To migrate gradually to our new CloudFront distribution I then decided to change our main API DNS entry to a set of weighted records, starting with 99% of lookups receiving my workaround solution, and 1% the new CloudFront distribution.

Migrating to the new setup

Weighted DNS records allow a gradual switch

In a few days, if we have no issues with the new setup we can change the weights on those records to gradually move more traffic over to CloudFront, or all at once.

Final Setup

On top of getting the IPv6 support we need to avoid any random rejections at Apple, we’ll also benefit from better latencies and we are in a stronger position to deal with any DDoS attacks. Although this is an annoying problem due to inconsistent testing at Apple, and the fact that our cloud provider has not fully embraced IPv6, I am very pleased with this solution, and hope it can be of help to others.

Final Setup with CloudFront

Simple and resilient

Note that in the last diagram actual IP’s have been replaced with a.b.c.d, as we no longer depend on knowledge about those specifics further up in the stack.

This is an example of the same principles of building clean abstractions most developers know from writing software, but applied to systems design where they are of course equally important.

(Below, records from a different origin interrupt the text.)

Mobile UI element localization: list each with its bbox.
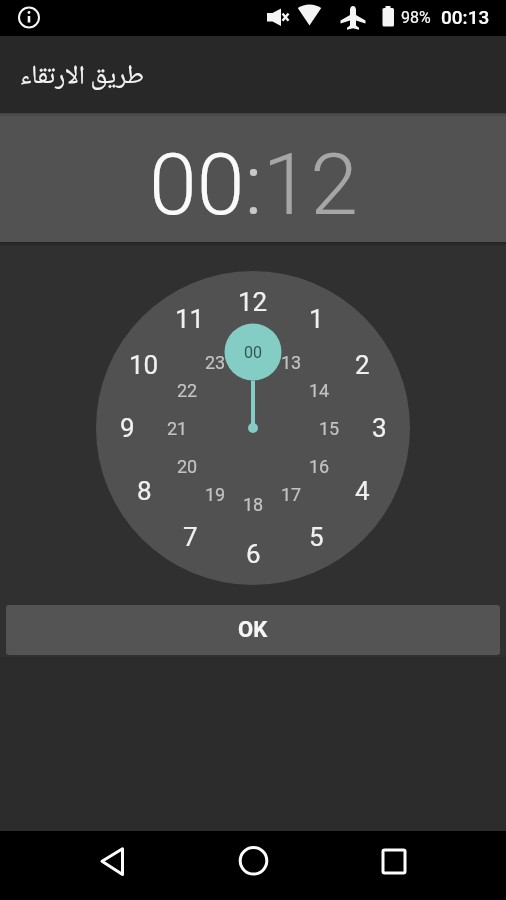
- staticText: 16: [309, 456, 330, 477]
- staticText: 00: [244, 343, 262, 362]
- button[interactable]: [168, 831, 337, 900]
- staticText: 9: [120, 413, 135, 443]
- staticText: 1: [309, 304, 324, 334]
- staticText: 17: [281, 484, 302, 505]
- staticText: 19: [205, 484, 226, 505]
- staticText: OK: [238, 617, 268, 643]
- staticText: 00:13: [441, 6, 490, 28]
- staticText: 8: [137, 476, 152, 506]
- button[interactable]: [0, 831, 168, 900]
- staticText: 23: [205, 352, 226, 373]
- staticText: 98%: [401, 8, 431, 27]
- staticText: 22: [177, 380, 198, 401]
- staticText: 15: [319, 418, 340, 439]
- staticText: 6: [246, 539, 261, 569]
- staticText: 00:12: [149, 134, 358, 235]
- staticText: 14: [309, 380, 330, 401]
- staticText: 11: [175, 304, 205, 334]
- staticText: 5: [309, 522, 324, 552]
- staticText: 18: [243, 494, 264, 515]
- staticText: 4: [355, 476, 370, 506]
- staticText: 12: [238, 287, 268, 317]
- staticText: 21: [167, 418, 188, 439]
- staticText: 7: [183, 522, 198, 552]
- staticText: 20: [177, 456, 198, 477]
- staticText: 3: [372, 413, 387, 443]
- staticText: 2: [355, 350, 370, 380]
- button[interactable]: [337, 831, 506, 900]
- button[interactable]: OK: [6, 605, 500, 655]
- staticText: 10: [129, 350, 159, 380]
- staticText: طريق الارتقاء: [20, 59, 144, 94]
- staticText: 13: [281, 352, 302, 373]
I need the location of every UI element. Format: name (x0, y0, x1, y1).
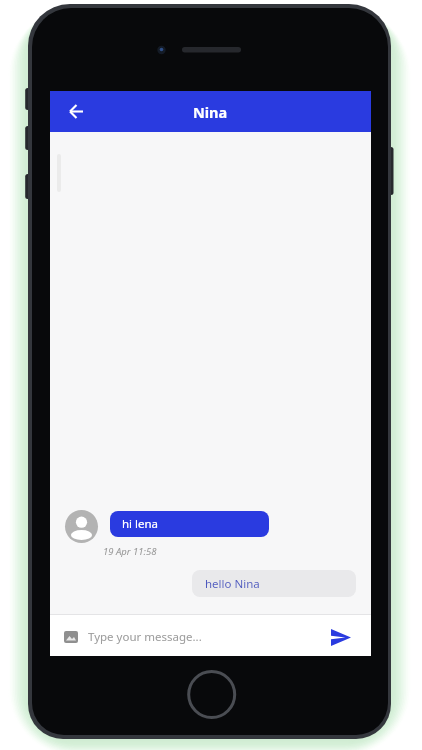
staticText: Nina (193, 102, 228, 122)
button[interactable]: hello Nina (192, 570, 356, 597)
button[interactable] (331, 629, 351, 646)
staticText: 19 Apr 11:58 (103, 545, 157, 558)
button[interactable] (69, 104, 84, 119)
staticText: Type your message... (88, 629, 202, 645)
staticText: hi lena (122, 516, 159, 532)
button[interactable]: Nina (50, 91, 371, 132)
button[interactable]: Type your message... (50, 618, 371, 656)
button[interactable] (64, 631, 78, 643)
button[interactable]: hi lena (110, 511, 269, 537)
staticText: hello Nina (205, 576, 260, 592)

The chain leading up to the ELB should not need to know or care about the actual machines/IP’s comprising the load balancer. The fragility and complexity of the first solution can be mostly attributed to that leaky abstraction, which we have now gotten rid of completely.

Conclusions

IPv6 is coming, and I (we?) can no longer avoid dealing with it and learning more about it. Albeit random and potentially unfair this occurrence did trigger that, and in the end our API is more robust and flexible than before.

I hope our experience can help other app developers on AWS backends, although the CloudFront solution could be used by anyone with a HTTP/HTTPS accessible API.